Objective: This study tests the hypothesis that the transient receptor potential vanilloid subtype 1 channel induced neuropeptide secretion and depressor response are mediated by, at least in part, activation of endoplasmic reticulum associated Ca2+ release receptors, leading to increased cytosolic Ca2+ in dorsal root ganglion neurons.

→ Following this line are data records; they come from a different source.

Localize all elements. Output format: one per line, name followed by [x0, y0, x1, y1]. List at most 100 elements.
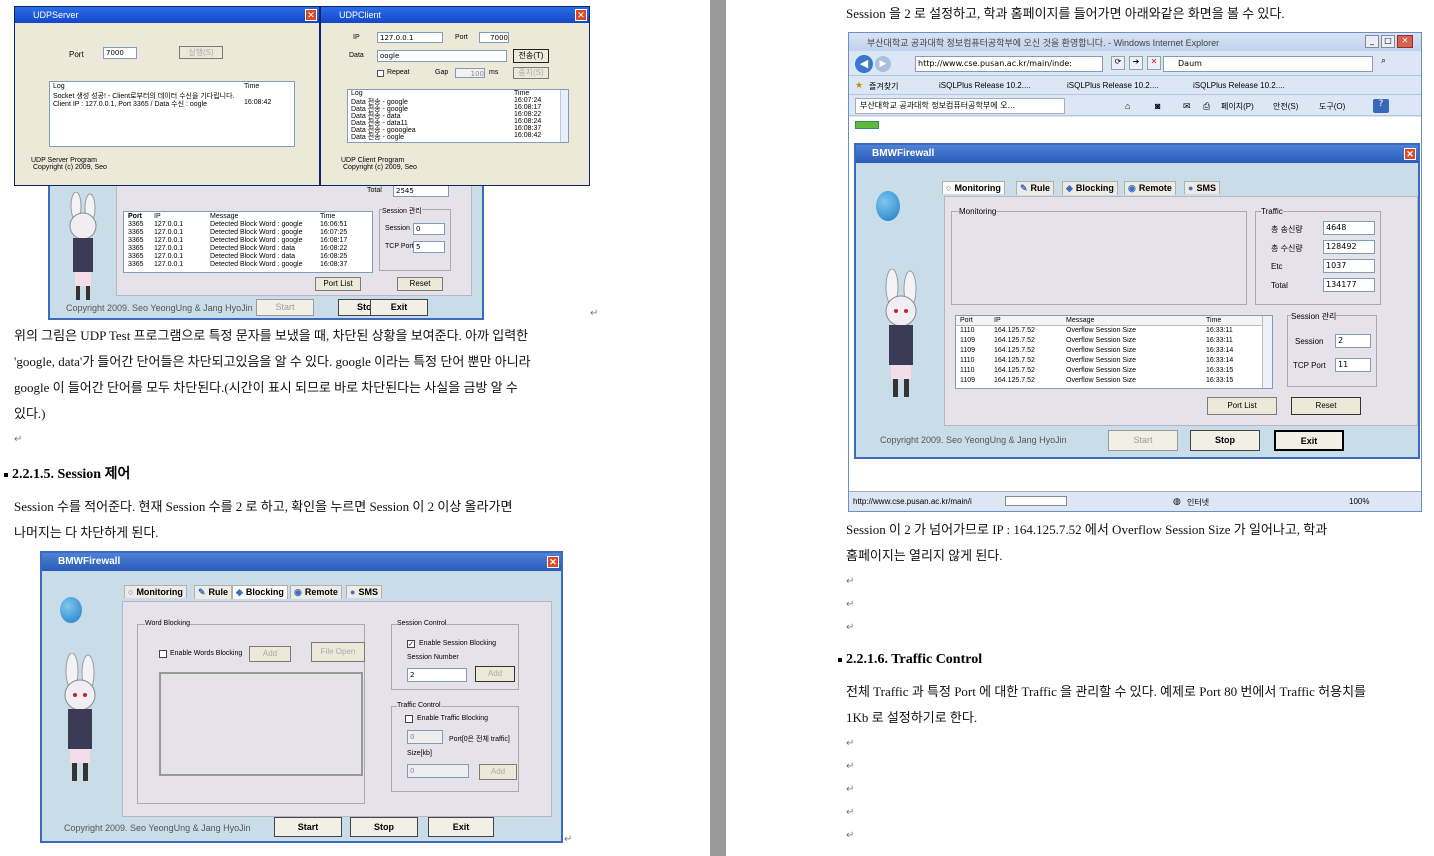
ie-zoom[interactable]: 100%	[1349, 497, 1369, 506]
udpclient-repeat-checkbox[interactable]	[377, 70, 384, 77]
traffic-add-button[interactable]: Add	[479, 764, 517, 780]
traffic-value-field[interactable]: 4648	[1323, 221, 1375, 235]
forward-icon[interactable]: ▶	[875, 56, 891, 72]
bg-fw-exit-button[interactable]: Exit	[370, 299, 428, 316]
log-header-row	[956, 316, 1272, 326]
tab-rule[interactable]: ✎ Rule	[1016, 181, 1055, 195]
close-icon[interactable]: ✕	[575, 9, 587, 21]
tab-blocking[interactable]: ◆ Blocking	[1062, 181, 1118, 195]
right-fw-start-button[interactable]: Start	[1108, 430, 1178, 451]
stop-icon[interactable]: ✕	[1147, 56, 1161, 70]
bg-fw-session-field[interactable]: 0	[413, 223, 445, 235]
ie-tab[interactable]: 부산대학교 공과대학 정보컴퓨터공학부에 오...	[855, 98, 1065, 114]
left-fw-start-button[interactable]: Start	[274, 817, 342, 837]
refresh-icon[interactable]: ⟳	[1111, 56, 1125, 70]
help-icon[interactable]: ?	[1373, 99, 1389, 113]
safety-menu[interactable]: 안전(S)	[1273, 101, 1298, 112]
enable-words-checkbox[interactable]	[159, 650, 167, 658]
home-icon[interactable]: ⌂	[1125, 101, 1130, 111]
udpclient-ip-field[interactable]: 127.0.0.1	[377, 32, 443, 43]
udpclient-send-button[interactable]: 전송(T)	[513, 49, 549, 63]
session-control-group-label: Session Control	[397, 620, 447, 627]
close-icon[interactable]: ✕	[1397, 35, 1413, 48]
left-para2-line-2: 나머지는 다 차단하게 된다.	[14, 525, 159, 540]
udpclient-stop-button[interactable]: 중지(S)	[513, 67, 549, 79]
tcp-port-field[interactable]: 11	[1335, 358, 1371, 372]
reset-button[interactable]: Reset	[1291, 397, 1361, 415]
right-fw-stop-button[interactable]: Stop	[1190, 430, 1260, 451]
go-icon[interactable]: ➔	[1129, 56, 1143, 70]
udpclient-gap-field[interactable]: 100	[455, 68, 485, 78]
session-add-button[interactable]: Add	[475, 666, 515, 682]
tab-label: SMS	[1196, 183, 1216, 193]
port-list-button[interactable]: Port List	[1207, 397, 1277, 415]
ie-url-field[interactable]: http://www.cse.pusan.ac.kr/main/inde:	[915, 56, 1103, 72]
tab-remote[interactable]: ◉ Remote	[1124, 181, 1176, 195]
udpserver-log-list: Log Time Socket 생성 성공! - Client로부터의 데이터 …	[49, 81, 295, 147]
left-para2-line-1: Session 수를 적어준다. 현재 Session 수를 2 로 하고, 확…	[14, 499, 513, 514]
word-add-button[interactable]: Add	[249, 646, 291, 662]
udpserver-port-field[interactable]: 7000	[103, 47, 137, 59]
udpclient-data-field[interactable]: oogle	[377, 50, 507, 62]
favorites-label[interactable]: 즐겨찾기	[869, 81, 898, 92]
close-icon[interactable]: ✕	[1404, 148, 1416, 160]
fav-link-2[interactable]: iSQLPlus Release 10.2....	[1067, 81, 1159, 90]
left-fw-title: BMWFirewall	[58, 556, 121, 567]
word-file-open-button[interactable]: File Open	[311, 642, 365, 662]
traffic-value-field[interactable]: 1037	[1323, 259, 1375, 273]
page-menu[interactable]: 페이지(P)	[1221, 101, 1254, 112]
tab-sms[interactable]: ● SMS	[346, 585, 382, 598]
mascot-girl-image	[54, 191, 112, 302]
tools-menu[interactable]: 도구(O)	[1319, 101, 1345, 112]
udpclient-ip-label: IP	[353, 34, 360, 41]
traffic-value-field[interactable]: 128492	[1323, 240, 1375, 254]
left-fw-stop-button[interactable]: Stop	[350, 817, 418, 837]
tab-monitoring[interactable]: ○ Monitoring	[942, 181, 1005, 194]
session-field[interactable]: 2	[1335, 334, 1371, 348]
feed-icon[interactable]: ◙	[1155, 101, 1160, 111]
enable-traffic-checkbox[interactable]	[405, 715, 413, 723]
udpserver-start-button[interactable]: 실행(S)	[179, 46, 223, 59]
udpclient-port-field[interactable]: 7000	[479, 32, 509, 43]
close-icon[interactable]: ✕	[305, 9, 317, 21]
tab-label: Rule	[208, 587, 229, 597]
bg-fw-reset-button[interactable]: Reset	[397, 277, 443, 291]
bg-fw-tcp-field[interactable]: 5	[413, 241, 445, 253]
traffic-port-field[interactable]: 0	[407, 730, 443, 744]
bg-fw-portlist-button[interactable]: Port List	[315, 277, 361, 291]
blocked-words-list[interactable]	[159, 672, 363, 776]
udpclient-scrollbar[interactable]	[560, 90, 568, 142]
tab-monitoring[interactable]: ○ Monitoring	[124, 585, 187, 598]
bg-fw-start-button[interactable]: Start	[256, 299, 314, 316]
session-number-field[interactable]: 2	[407, 668, 467, 682]
tab-blocking[interactable]: ◆ Blocking	[232, 585, 288, 599]
table-cell: Detected Block Word : google	[210, 237, 303, 244]
enable-session-checkbox[interactable]: ✓	[407, 640, 415, 648]
right-fw-exit-button[interactable]: Exit	[1274, 430, 1344, 451]
heading-bullet	[4, 472, 8, 477]
fav-link-3[interactable]: iSQLPlus Release 10.2....	[1193, 81, 1285, 90]
left-section-heading: 2.2.1.5. Session 제어	[4, 463, 130, 483]
minimize-icon[interactable]: _	[1365, 35, 1379, 48]
back-icon[interactable]: ◀	[855, 55, 873, 73]
left-fw-exit-button[interactable]: Exit	[428, 817, 494, 837]
traffic-value-field[interactable]: 134177	[1323, 278, 1375, 292]
udpserver-footer-1: UDP Server Program	[31, 157, 98, 164]
fav-link-1[interactable]: iSQLPlus Release 10.2....	[939, 81, 1031, 90]
log-scrollbar[interactable]	[1262, 316, 1272, 388]
tab-sms[interactable]: ● SMS	[1184, 181, 1220, 194]
print-icon[interactable]: ⎙	[1203, 101, 1210, 112]
favorites-star-icon[interactable]: ★	[855, 80, 863, 91]
search-icon[interactable]: ⌕	[1381, 56, 1395, 70]
traffic-size-field[interactable]: 0	[407, 764, 469, 778]
sms-icon: ●	[350, 587, 356, 597]
page-green-button[interactable]	[855, 121, 879, 129]
mail-icon[interactable]: ✉	[1183, 101, 1191, 112]
ie-search-field[interactable]: Daum	[1163, 56, 1373, 72]
tab-rule[interactable]: ✎ Rule	[194, 585, 233, 599]
tab-label: SMS	[358, 587, 378, 597]
close-icon[interactable]: ✕	[547, 556, 559, 568]
maximize-icon[interactable]: □	[1381, 35, 1395, 48]
bg-fw-total-field[interactable]: 2545	[393, 185, 449, 197]
tab-remote[interactable]: ◉ Remote	[290, 585, 342, 599]
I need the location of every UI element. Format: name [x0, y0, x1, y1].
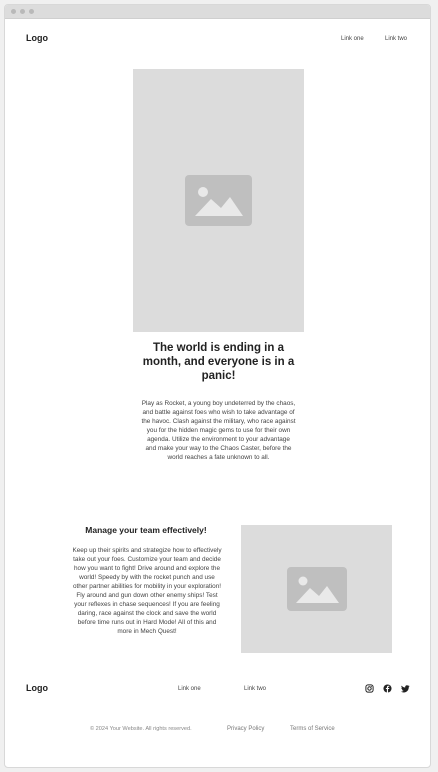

Methods/results: Bolus injection of capsaicin (10 or 50 μg/kg), a selective transient receptor potential vanilloid subtype 1 channel agonist, into anesthetized male Wistar rats caused a dose-dependent decrease in mean arterial pressure (P < 0.05). Capsaicin (50 μg/kg)-induced depressor effects and increase in plasma calcitonin gene related peptide (CGRP) levels (−29 ± 2 mmHg, 82.2 ± 5.0 pg/ml) were abolished by a selective transient receptor potential vanilloid subtype 1 channel antagonist, capsazepine (3 mg/kg, −4 ± 1 mmHg, 41.8 ± 4.4 pg/ml, P < 0.01), and attenuated by a selective ryanodine receptor antagonist, dantrolene (5 mg/kg, −12 ± 1 mmHg, 57.2 ± 2.6 pg/ml, P < 0.01), but unaffected by an inhibitor of endoplasmic reticulum Ca2+-ATPase, thapsigargin (50 μg/kg, −30 ± 1 mmHg, 73.8 ± 2.3 pg/ml, P > 0.05), or an antagonist of the inositol (1,4,5)-trisphosphate receptor, 2-aminoethoxydiphenyl borate (3 mg/kg, −34 ± 5 mmHg, 69.0 ± 3.7 pg/ml, P > 0.05). CGRP8–37 (1 mg/kg), a selective CGRP receptor antagonist, also blocked capsaicin-induced depressor effects. In contrast, dantrolene had no effect on CGRP (1 μg/kg)-induced depressor effects. In vitro, capsaicin (0.3 μmol/l) increased intracellular Ca2+ concentrations and CGRP release from freshly isolated sensory neurons in dorsal root ganglion (P < 0.01), which were blocked by capsazepine (10 μmol/l) and attenuated by dantrolene but not thapsigargin or 2-aminoethoxydiphenyl borate.
Conclusion: Our results indicate that transient receptor potential vanilloid subtype 1 channel activation triggers ryanodine receptor but not inositol (1,4,5)-trisphosphate receptor dependent Ca2+ release from endoplasmic reticulum in dorsal root ganglion neurons, leading to increased CGRP release and consequent depressor effects.